When in doubt, use common sense: if it smells “off”, has visible mold, or looks like a science project gone wrong – don’t eat it.
Additionally, pressure canning your own food at home is a popular and rewarding skill for preppers to learn. When you can your own food, you can be sure about not only the quality and cleanliness of contents, but also the handling, preservation, and storage of your emergency food supply.
5. Dried Split Peas
Pulse crops like beans may be an obvious choice for a forever survival food, but what about dried peas?
Dried pulse vegetables like beans, peas, and lentils all have an “indefinite” shelf life if stored in air-tight packaging.
Dried peas will last 30 years or more under the right conditions.
To prevent a decline of quality or taste, you can vacuum seal your split peas with moisture absorbers and keep them stored in a cool, dry place away from direct sunlight.
Dried split peas have an advantage over dried beans because they do not get as hardened when stored for a very long time. Split peas cook more quickly and can even save you water since you don’t need to soak them in the same way as you do with dried beans or whole dried peas.

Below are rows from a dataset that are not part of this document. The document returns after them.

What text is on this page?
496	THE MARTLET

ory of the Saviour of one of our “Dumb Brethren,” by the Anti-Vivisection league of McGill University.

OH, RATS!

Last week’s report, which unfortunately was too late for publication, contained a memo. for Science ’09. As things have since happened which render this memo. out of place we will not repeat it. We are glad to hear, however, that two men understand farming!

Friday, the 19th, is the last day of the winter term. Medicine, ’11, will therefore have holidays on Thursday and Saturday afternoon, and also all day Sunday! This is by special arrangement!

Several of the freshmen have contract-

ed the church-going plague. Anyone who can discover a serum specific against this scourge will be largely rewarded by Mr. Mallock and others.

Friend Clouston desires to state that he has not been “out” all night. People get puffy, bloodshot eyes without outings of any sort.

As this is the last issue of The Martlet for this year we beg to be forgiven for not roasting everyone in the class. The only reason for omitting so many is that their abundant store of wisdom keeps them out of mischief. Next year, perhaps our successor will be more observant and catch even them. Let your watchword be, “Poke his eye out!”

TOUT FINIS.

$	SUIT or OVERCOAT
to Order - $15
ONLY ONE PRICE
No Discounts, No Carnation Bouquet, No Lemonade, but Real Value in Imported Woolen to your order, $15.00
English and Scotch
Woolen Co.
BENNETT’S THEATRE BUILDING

Split peas are a great source of vitamins and minerals like folate, iron, magnesium, phosphorous, and potassium – to name a few.
Plus, you’ve got to admit: a split pea soup cooked up in a DIY-bouillon soup-base with chunks of Spam fried in homemade ghee is a hearty and wholesome meal that will feel like a real treat, especially during hard times.

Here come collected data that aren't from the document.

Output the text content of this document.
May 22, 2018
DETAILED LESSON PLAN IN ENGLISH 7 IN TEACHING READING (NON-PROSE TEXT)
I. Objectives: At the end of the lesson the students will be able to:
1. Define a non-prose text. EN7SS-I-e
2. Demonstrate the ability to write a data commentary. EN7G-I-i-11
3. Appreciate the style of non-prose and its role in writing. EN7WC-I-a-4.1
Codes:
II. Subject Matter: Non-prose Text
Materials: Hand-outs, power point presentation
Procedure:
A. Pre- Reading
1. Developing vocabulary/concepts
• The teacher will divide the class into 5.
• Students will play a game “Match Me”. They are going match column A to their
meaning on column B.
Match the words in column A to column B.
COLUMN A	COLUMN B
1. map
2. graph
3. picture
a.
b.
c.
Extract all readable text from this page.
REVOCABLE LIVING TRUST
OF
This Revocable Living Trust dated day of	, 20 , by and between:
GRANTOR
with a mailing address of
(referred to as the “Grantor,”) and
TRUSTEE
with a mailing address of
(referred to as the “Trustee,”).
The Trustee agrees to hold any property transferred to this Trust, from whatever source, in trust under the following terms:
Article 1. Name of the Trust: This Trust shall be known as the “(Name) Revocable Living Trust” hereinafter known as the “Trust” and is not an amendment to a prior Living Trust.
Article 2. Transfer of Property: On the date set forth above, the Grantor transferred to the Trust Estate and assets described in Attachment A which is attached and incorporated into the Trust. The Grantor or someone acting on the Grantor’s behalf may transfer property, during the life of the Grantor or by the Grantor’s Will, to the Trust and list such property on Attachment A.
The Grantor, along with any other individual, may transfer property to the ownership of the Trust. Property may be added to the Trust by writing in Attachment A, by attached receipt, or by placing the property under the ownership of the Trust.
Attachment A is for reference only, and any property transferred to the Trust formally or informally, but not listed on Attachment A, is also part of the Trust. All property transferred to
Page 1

6. Steel-cut Oats/White Rice
When you’re in an SHTF scenario, having a good supply of grains is critical.
After all, grains have played an important role in the everyday lives of many of our most ancient ancestors. Even to this day, cereal grains like wheat, corn, barley, rye, millet, oats, and rice are the biggest source of food in the world.
There are so many things you can make with grains!

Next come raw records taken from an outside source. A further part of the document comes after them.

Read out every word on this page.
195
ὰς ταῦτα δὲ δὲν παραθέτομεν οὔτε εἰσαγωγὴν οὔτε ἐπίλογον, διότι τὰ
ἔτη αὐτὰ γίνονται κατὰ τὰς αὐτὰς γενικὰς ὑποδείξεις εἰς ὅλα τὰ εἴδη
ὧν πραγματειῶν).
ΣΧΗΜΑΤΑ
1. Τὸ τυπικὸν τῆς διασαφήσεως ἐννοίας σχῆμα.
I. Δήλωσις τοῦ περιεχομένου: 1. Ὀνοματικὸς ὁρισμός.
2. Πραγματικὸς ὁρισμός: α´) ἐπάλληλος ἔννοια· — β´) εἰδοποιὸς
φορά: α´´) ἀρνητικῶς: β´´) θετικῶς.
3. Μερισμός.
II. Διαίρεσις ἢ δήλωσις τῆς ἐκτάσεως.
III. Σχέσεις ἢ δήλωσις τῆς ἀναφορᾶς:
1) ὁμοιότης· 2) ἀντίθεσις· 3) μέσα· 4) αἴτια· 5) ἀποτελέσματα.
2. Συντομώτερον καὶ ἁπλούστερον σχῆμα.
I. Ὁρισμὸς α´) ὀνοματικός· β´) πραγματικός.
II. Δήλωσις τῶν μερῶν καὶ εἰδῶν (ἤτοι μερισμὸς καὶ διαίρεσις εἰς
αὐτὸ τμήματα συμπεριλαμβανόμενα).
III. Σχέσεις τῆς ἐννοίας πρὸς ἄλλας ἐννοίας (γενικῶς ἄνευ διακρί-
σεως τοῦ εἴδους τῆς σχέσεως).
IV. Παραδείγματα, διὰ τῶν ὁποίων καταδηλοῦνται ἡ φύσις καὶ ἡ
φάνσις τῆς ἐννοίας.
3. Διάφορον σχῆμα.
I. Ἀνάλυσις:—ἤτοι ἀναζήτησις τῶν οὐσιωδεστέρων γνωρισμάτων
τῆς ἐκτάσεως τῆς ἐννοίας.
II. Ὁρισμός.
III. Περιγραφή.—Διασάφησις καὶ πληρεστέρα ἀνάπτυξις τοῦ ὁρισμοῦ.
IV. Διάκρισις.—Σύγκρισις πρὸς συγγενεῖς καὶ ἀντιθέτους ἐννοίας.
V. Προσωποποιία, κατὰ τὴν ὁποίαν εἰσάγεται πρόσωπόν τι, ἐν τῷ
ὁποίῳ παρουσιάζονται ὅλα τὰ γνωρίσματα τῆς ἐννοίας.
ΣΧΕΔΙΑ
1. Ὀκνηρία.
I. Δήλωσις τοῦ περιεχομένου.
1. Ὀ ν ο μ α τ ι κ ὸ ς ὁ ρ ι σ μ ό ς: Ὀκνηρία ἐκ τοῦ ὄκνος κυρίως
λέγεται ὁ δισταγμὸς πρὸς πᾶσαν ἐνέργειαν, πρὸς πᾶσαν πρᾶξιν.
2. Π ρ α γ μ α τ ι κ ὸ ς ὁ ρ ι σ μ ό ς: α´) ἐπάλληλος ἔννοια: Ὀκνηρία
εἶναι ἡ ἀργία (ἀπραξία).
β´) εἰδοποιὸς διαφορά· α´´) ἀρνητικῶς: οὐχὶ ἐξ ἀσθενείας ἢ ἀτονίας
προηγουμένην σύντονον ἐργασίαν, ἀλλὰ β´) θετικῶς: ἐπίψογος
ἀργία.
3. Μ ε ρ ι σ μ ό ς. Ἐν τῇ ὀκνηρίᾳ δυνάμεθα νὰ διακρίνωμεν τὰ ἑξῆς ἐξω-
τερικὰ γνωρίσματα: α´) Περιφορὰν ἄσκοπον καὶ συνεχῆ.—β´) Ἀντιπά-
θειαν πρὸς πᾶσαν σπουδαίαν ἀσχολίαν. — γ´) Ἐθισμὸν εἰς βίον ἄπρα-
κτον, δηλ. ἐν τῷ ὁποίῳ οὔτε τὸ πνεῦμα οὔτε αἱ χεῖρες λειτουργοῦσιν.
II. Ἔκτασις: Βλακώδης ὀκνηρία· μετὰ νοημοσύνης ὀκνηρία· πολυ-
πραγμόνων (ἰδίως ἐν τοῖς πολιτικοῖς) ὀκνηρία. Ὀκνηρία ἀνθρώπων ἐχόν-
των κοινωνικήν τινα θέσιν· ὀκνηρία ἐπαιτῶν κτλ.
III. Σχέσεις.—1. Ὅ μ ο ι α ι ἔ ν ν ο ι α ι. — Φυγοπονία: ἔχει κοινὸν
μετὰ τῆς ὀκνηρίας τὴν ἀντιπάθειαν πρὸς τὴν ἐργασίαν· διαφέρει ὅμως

When stored properly, most whole grains will have a shelf life of 10 or so years. However, some grains last much longer than others.
Raw white rice can last 25-30 years or more when stored properly in a cool, dry place with oxygen absorbers. Whole or steel-cut oats are another great choice.
It’s important to note that whole, uncut grains will last much longer than flour or otherwise pulverized grains. Oats will last 25-30 years with proper storage in food-grade buckets or mylar bags with oxygen absorbers.
Honey is a wonderful gift from nature and it can be kept indefinitely thanks to its low moisture content. It is high in glucose, vitamins, antioxidants, and minerals and has many medical and culinary uses. It may change in color and texture over time but many people joke about how good, raw honey has the potential to last longer than humans!
This means the honey will still be around long after all the sugar has been used up or bartered off in a post SHTF world.
Plus, with honey bee populations and hive size averages declining annually, it’s not too far off to think that one day this stuff may be worth its weight in gold.
Whether its for a drizzle of honey in tea to sooth a sore throat or added to breads and cakes to satisfy a sweet tooth, honey will be a special treat and a practical tool to have on hand when SHTF.
8. Powdered Milk and/or Peanut Butter
Powdered foods like milk and peanut butter powder have a very long shelf life. You can even get egg and cheese powder these days, although they don’t last quite as long.
Peanut butter powder provides high levels of fiber and protein and milk powder has a high carbohydrate, protein, and fat content.
Milk and peanut butter powder are great to keep in your emergency food supply since they have multiple uses for cooking and respectable nutrition content.
Non-fat or skim dried or powdered milk has the potential to last over 30 years if stored away from direct sunlight and moisture. Either of these powdered foods stores well and will be a welcomed addition to your emergency food stockpile in an emergency situation.
Although many other food items have the potential to last indefinitely, these are eight of the more practical and versatile long-lasting food items I keep in my own emergency food stockpile.
What other nutritious foods that don’t expire do you think belong on this list?